First we had open educational resources. This was a step forward but the resources were variable in quality, hard to find and were often tied to courses which made them hard to use for self study. Those issues haven’t gone away but improvements in search technologies and a wider general conciousness about the value of self publishing open resources means it is increasingly easy to find what you want.
And now we are witnessing an explosion in open learning. Of course there are the big publicity happenings like the CCK08 Massive Open Online Course (MOOC) organised by Stephen Downes and George Siemans on connectivism.
But more important is the flowering of opportunties for learning from many, many diverse sources. One of the best things about Twitter is it opens access to many events going on and opportunities to partiucpate at a distance. Last week I dropped in on a TeachMeet session being organised as part of the Scottish Learning Festival. Someone had ‘shouted it out” in Twitter, I followed the link and ended up in a broadcast over the UK Open Universities free Flashmeeting service. There was about twenty or so of us particpating online. Whilst the quality of the video sometimes left something to be desired (and I was stuggling to follow Glaswegian accents) this was more than made up for by the quality and humour in the online chat.
Yesterday morning I recieved this in my email: “You have a live session today with cristinacost on ‘Connecting Online : Sharing Life’s Experiences’. The session will start at 10:00 AM W. Europe Standard Time and is 60 minutes long.” This is a free course being organised in the WizIQ environment. Sadly I am bogged down in administration and had no time to go. But over the last year there has been an explosion of such open courses and seminars. We are organising one such series oursleves through the Jisc Evolve project.
And this morning Cristina Costa showed me her online bookclub “Living Literature though Exploration.” This more than anything impresses me as to how we have moved towards real open learning through Web 2.0 tools (in this case as simplle as a shared blog and some bookmarks.

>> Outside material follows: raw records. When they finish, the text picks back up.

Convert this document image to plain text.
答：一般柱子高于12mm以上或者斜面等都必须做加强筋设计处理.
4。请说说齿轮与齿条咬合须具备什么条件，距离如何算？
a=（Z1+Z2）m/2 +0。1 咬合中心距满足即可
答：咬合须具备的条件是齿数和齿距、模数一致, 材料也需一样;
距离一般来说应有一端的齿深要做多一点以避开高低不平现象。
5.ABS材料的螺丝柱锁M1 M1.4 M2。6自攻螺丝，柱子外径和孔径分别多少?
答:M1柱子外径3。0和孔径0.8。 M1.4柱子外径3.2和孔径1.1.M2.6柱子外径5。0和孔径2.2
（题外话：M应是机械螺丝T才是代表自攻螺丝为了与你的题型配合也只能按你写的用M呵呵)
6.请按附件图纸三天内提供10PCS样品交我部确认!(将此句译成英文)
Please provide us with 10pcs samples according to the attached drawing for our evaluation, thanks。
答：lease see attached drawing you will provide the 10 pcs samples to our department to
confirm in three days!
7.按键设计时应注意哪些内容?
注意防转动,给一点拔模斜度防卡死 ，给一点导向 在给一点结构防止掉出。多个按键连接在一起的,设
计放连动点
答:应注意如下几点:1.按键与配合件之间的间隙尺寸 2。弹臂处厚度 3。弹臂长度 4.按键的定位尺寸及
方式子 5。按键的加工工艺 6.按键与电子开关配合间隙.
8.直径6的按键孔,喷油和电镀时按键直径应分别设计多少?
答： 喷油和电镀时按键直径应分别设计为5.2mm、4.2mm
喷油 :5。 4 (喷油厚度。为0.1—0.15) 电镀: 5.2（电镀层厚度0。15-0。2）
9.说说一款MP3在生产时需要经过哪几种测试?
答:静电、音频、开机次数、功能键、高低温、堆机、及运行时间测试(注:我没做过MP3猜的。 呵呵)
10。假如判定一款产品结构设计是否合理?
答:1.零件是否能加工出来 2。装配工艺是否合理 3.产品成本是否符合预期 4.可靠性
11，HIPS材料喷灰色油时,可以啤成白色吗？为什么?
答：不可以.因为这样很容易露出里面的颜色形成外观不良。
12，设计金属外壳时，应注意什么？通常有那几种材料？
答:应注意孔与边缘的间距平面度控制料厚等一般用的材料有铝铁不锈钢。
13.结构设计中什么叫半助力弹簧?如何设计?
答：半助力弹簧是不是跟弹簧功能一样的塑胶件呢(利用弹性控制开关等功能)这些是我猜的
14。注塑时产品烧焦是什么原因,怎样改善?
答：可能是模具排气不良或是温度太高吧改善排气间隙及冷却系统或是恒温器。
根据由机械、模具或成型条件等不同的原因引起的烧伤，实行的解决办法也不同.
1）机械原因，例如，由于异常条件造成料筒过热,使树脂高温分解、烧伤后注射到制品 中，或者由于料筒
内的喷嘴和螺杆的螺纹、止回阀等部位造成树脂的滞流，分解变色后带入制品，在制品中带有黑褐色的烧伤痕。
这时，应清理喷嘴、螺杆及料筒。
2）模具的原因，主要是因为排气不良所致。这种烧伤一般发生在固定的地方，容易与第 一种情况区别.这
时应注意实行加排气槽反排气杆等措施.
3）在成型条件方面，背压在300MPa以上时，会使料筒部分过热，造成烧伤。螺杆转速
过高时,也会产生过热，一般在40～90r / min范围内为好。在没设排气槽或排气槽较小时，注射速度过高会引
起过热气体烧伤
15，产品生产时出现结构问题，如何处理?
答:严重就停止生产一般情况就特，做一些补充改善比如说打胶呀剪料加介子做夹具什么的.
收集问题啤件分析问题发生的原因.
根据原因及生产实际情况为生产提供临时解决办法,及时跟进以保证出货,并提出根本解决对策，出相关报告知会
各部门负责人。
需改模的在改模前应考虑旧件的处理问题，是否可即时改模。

However there remain a number of issues.
The last barrier to open learning – and a very complex one – is that of accreditation. Whilst I am sceptical about the Connectivism MOOC, it is raising a number of central questions about open learning, not least that of accreditation. Under the Connectivism course model, only 34 (I think) sdtudents are offically enrolled for accreditation and therefore pay fees. Their fees pay for the costs of the course which is open and free to everyone else. As part of this they get feedback form tutors on course assignments and accreditation at the end of the course. How important is this for learning? And would it be possible for a student to develop a portfolio based on particpation in the course and then claim accreditation elsewhere? Are we moving to a model where learning is open but institutions have a major role in accrediting that learning (presumably through a portfolio model)? Can we develop a concept of open accreditation? And what would that mean?